Upon diagnosis of MMM, all dogs were prescribed immunosuppressive doses of oral prednisone (at least 1 mg/kg per 12 hours) for a mean of 3.5 weeks. Based on clinical signs, medication side effects, and repeat 2M fiber antibody titers, the initial prednisone dose was tapered by 25% to 50% every 2 to 8 weeks. Dose was tapered as low as possible to keep MMM in remission while minimizing side effects, such as polyuria, polydipsia, polyphagia, and diarrhea.

Patient Outcome
Masticatory muscle function and acceptable mandibular range of motion returned for 91% of the dogs for which follow-up information was available. In most cases, improvement was first observed within 1 to 3 days of treatment and plateaued after the first 4 weeks of prednisone therapy. All dogs exhibited some degree of masticatory muscle wasting at follow-up visits, and 5 dogs also developed general muscle wasting from prednisone therapy.

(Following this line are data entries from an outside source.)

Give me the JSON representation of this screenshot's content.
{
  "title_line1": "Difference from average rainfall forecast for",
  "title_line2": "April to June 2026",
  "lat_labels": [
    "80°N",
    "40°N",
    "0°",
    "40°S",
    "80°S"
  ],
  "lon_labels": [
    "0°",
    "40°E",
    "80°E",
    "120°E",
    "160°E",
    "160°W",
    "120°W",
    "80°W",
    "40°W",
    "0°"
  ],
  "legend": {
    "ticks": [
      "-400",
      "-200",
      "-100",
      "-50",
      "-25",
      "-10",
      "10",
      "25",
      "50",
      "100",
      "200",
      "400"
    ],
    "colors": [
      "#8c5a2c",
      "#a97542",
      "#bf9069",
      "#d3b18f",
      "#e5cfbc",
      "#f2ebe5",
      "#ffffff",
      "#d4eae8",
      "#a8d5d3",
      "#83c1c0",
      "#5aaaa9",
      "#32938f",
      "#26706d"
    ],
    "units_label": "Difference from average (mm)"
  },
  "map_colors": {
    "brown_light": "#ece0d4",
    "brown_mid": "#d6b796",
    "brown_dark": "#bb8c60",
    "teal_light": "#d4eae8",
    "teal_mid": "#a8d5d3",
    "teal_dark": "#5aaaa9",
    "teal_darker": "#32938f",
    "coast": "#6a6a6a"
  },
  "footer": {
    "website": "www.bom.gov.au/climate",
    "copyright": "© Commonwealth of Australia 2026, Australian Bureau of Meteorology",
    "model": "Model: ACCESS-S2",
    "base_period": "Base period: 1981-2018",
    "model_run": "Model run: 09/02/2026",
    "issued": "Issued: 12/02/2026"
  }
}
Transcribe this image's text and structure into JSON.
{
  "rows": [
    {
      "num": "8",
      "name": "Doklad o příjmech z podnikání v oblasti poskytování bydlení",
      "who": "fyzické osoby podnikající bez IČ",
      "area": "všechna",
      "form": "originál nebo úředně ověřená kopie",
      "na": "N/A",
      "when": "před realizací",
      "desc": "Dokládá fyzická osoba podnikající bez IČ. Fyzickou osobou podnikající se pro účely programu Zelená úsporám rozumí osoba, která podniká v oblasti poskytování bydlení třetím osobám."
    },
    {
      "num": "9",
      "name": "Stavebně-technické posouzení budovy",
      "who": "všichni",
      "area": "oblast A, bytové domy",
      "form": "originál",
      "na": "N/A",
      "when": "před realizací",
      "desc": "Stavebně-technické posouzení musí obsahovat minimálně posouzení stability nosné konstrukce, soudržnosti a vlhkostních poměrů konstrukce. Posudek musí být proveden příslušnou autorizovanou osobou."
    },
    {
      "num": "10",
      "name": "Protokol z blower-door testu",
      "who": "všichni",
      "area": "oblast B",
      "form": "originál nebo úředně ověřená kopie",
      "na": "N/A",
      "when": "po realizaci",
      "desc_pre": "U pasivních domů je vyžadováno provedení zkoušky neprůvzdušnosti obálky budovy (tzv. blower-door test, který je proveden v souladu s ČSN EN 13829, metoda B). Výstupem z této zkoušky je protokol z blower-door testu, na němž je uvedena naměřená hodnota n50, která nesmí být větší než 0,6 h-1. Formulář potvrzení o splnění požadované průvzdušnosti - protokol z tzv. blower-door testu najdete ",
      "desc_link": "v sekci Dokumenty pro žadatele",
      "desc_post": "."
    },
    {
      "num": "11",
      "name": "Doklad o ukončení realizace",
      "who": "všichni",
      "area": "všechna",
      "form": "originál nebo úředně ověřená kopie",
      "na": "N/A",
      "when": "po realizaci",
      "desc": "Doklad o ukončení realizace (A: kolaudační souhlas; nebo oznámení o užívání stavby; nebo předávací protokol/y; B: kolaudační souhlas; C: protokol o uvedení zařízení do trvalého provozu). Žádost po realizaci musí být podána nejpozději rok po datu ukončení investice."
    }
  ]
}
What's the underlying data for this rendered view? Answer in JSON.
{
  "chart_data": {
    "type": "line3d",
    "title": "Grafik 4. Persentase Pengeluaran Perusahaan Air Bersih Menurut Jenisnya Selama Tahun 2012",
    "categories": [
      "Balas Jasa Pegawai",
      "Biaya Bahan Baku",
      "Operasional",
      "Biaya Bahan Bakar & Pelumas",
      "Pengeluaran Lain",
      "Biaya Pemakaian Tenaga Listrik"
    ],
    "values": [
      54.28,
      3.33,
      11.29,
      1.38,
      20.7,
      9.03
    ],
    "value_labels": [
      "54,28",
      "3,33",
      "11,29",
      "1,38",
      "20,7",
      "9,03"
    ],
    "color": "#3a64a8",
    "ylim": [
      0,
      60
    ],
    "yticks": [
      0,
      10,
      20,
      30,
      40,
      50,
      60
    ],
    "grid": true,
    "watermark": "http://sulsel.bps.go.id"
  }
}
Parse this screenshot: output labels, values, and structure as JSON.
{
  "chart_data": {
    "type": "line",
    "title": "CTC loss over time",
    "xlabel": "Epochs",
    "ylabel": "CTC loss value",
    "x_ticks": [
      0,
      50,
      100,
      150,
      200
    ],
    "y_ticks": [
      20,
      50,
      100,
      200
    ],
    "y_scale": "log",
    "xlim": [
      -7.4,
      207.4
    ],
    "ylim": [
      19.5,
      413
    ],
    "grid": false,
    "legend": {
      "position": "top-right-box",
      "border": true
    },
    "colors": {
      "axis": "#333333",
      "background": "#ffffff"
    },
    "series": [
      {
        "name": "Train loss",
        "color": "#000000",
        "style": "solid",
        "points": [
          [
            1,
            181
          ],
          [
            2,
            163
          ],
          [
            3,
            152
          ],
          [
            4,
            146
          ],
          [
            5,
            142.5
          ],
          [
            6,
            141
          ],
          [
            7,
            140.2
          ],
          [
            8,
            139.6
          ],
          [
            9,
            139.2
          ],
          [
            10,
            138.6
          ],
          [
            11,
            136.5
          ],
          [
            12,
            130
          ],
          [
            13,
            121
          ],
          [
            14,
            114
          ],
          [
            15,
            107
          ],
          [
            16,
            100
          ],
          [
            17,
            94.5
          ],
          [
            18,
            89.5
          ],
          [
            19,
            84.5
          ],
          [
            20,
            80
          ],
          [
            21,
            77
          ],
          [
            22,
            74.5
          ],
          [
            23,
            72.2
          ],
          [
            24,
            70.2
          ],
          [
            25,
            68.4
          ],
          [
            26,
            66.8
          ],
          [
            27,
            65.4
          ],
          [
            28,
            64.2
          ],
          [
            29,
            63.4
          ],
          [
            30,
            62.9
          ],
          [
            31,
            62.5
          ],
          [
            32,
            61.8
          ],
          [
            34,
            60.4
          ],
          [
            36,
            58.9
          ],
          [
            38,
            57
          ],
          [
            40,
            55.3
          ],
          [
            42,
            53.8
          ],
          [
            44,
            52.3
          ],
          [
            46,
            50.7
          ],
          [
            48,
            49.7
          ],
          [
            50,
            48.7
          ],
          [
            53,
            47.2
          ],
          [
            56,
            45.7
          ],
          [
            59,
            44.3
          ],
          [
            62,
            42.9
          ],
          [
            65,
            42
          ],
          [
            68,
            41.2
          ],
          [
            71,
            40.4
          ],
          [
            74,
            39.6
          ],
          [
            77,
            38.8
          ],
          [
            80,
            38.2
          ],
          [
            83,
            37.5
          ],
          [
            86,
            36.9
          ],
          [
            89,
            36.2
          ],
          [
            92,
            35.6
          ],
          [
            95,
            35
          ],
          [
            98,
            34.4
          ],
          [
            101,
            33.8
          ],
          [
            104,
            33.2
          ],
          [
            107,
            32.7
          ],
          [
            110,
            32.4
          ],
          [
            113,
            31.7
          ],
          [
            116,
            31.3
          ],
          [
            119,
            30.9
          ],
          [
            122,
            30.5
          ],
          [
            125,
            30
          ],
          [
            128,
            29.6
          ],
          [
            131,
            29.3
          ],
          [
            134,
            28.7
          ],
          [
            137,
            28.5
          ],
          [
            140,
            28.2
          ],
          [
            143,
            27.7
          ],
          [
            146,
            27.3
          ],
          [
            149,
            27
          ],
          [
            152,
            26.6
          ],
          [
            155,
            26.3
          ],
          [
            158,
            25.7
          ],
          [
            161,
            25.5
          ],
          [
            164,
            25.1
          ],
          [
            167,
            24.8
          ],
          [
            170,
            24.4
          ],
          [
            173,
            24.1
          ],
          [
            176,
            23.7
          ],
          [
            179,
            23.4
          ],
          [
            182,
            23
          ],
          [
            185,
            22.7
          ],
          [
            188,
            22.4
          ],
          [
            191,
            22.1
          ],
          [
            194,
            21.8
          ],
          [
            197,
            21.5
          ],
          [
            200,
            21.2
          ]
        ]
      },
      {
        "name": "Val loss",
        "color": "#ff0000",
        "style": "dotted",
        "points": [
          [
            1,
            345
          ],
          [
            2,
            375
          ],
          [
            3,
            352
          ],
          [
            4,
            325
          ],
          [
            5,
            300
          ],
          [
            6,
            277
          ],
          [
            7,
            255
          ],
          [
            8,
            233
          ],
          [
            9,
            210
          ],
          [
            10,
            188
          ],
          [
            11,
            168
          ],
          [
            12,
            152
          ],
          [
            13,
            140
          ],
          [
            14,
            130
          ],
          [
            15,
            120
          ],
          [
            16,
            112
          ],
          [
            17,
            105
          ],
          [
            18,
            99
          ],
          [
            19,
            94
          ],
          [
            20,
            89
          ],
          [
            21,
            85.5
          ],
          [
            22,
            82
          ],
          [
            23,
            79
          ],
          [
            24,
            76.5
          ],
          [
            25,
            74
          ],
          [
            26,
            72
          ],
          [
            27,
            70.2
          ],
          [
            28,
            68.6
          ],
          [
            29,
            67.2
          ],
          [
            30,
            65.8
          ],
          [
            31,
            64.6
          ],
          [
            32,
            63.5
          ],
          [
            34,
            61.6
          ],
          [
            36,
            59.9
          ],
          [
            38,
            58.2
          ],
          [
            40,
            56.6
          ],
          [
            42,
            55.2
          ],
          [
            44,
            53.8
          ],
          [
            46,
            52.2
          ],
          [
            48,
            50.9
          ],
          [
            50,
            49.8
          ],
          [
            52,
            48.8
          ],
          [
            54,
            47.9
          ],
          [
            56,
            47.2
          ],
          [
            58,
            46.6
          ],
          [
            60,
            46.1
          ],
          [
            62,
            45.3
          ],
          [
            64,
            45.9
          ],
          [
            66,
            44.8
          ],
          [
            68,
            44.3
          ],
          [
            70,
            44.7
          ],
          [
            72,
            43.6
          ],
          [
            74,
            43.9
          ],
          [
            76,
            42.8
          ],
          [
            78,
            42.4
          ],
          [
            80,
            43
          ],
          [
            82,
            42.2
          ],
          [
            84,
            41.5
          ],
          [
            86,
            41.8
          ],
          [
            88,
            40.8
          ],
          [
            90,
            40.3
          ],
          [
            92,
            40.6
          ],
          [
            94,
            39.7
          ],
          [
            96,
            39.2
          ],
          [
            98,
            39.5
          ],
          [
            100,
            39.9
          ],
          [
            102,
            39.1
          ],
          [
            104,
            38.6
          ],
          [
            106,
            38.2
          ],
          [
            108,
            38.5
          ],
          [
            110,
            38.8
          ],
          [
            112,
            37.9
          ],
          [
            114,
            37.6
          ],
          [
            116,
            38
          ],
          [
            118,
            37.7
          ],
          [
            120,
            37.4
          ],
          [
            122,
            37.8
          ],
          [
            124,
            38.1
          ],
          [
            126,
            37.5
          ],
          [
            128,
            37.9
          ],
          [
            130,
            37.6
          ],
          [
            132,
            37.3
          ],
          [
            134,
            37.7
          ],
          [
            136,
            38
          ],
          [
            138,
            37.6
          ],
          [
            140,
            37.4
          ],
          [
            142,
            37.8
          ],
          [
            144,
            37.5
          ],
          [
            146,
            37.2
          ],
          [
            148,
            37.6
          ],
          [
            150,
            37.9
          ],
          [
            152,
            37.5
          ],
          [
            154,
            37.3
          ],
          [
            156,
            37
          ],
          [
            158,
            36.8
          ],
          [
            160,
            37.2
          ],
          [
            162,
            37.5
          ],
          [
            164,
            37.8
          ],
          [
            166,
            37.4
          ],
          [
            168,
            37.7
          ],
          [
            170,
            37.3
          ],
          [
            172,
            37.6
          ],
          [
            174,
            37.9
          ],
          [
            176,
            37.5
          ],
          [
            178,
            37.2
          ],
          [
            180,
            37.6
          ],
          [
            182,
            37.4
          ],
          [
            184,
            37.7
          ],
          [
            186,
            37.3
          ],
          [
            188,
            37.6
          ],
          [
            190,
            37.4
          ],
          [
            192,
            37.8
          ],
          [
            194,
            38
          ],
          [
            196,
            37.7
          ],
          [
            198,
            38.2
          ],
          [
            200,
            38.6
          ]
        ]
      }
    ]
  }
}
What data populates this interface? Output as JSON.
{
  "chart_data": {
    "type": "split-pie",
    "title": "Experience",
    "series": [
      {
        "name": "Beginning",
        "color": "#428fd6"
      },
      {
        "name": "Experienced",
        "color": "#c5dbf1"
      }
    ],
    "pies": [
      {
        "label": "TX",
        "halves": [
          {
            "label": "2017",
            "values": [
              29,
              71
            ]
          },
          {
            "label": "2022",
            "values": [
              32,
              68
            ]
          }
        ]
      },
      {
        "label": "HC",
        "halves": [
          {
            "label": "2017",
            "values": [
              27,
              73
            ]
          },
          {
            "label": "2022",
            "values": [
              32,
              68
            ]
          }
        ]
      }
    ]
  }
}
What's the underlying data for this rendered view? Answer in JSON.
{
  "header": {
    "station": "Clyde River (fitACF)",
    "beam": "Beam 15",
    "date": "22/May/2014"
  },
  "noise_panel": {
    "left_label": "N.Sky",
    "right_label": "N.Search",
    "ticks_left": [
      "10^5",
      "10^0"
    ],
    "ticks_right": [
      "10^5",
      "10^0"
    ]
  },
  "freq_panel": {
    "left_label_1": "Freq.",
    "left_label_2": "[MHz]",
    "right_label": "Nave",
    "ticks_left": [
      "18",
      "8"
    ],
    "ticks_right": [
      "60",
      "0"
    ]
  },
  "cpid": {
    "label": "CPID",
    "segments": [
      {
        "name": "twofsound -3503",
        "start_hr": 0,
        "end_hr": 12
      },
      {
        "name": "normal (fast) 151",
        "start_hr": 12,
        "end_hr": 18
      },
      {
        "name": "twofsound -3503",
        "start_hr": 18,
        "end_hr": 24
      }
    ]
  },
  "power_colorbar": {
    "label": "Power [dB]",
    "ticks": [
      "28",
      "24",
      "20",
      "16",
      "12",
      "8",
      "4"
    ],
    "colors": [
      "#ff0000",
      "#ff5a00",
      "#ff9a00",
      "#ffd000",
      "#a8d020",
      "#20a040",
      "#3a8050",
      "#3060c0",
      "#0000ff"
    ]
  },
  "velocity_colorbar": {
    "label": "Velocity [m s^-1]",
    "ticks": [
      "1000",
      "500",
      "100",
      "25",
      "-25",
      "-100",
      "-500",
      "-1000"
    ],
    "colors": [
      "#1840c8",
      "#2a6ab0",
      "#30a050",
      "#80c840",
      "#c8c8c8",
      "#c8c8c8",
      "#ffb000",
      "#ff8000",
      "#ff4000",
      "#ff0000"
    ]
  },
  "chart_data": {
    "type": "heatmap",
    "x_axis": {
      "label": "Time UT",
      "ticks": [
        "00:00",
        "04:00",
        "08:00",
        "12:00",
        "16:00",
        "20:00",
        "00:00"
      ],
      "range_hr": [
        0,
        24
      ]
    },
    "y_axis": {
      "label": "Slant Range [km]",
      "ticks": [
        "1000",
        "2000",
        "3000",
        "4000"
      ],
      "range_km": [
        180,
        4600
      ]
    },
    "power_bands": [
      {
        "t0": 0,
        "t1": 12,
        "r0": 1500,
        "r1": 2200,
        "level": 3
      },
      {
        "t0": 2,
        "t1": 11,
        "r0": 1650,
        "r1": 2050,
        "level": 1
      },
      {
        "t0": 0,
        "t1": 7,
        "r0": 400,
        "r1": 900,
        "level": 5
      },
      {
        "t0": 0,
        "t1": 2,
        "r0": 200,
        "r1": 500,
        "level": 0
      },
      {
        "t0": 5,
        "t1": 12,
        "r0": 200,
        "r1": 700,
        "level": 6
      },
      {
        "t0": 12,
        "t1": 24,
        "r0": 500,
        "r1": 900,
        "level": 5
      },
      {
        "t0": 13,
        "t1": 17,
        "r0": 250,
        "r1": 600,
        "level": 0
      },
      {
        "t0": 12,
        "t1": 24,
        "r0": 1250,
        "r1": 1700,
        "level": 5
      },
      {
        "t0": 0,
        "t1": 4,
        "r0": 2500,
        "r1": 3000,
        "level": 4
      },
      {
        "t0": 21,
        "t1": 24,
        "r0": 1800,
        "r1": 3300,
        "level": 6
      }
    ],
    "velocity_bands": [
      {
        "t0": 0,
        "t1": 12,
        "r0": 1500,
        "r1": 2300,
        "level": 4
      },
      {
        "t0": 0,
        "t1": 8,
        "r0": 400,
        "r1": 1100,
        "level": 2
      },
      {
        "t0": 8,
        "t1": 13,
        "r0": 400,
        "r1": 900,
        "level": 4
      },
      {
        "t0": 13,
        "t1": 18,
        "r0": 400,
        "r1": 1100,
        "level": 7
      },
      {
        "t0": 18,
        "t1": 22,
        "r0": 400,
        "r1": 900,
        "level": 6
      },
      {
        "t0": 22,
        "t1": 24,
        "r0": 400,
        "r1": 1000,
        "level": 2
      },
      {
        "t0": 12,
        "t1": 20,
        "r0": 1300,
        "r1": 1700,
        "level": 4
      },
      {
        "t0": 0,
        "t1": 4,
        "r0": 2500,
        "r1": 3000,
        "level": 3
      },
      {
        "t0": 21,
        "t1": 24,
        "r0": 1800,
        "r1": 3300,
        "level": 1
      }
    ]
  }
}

Prednisone was discontinued successfully in 10 dogs, whereas MMM relapse in 6 dogs required continued administration of low-dose prednisone. Relapse was not associated with initial dose or duration of immunosuppressive prednisone therapy, initial mandibular range of motion, initial 2M fiber antibody titer, or initial recovery time before relapse.

Before publication, 1 dog was euthanized due to adverse effects of prednisone administration, and 11 dogs died or were euthanized due to causes unrelated to MMM or its treatment.  

Conclusions
In the study, MMM generally carried a favorable prognosis when treated promptly with immunosuppressive doses of prednisone. Dogs typically regained normal masticatory function within 4 weeks of treatment, although 27% of affected dogs experienced relapse that resolved with continued glucocorticoid therapy.

Dr. Stilwell provides freelance medical writing and aquatic veterinary consulting services through her business, Seastar Communications and Consulting. In addition to her DVM obtained from Auburn University, she holds a MS in fisheries and aquatic sciences and a PhD in veterinary medical sciences from the University of Florida.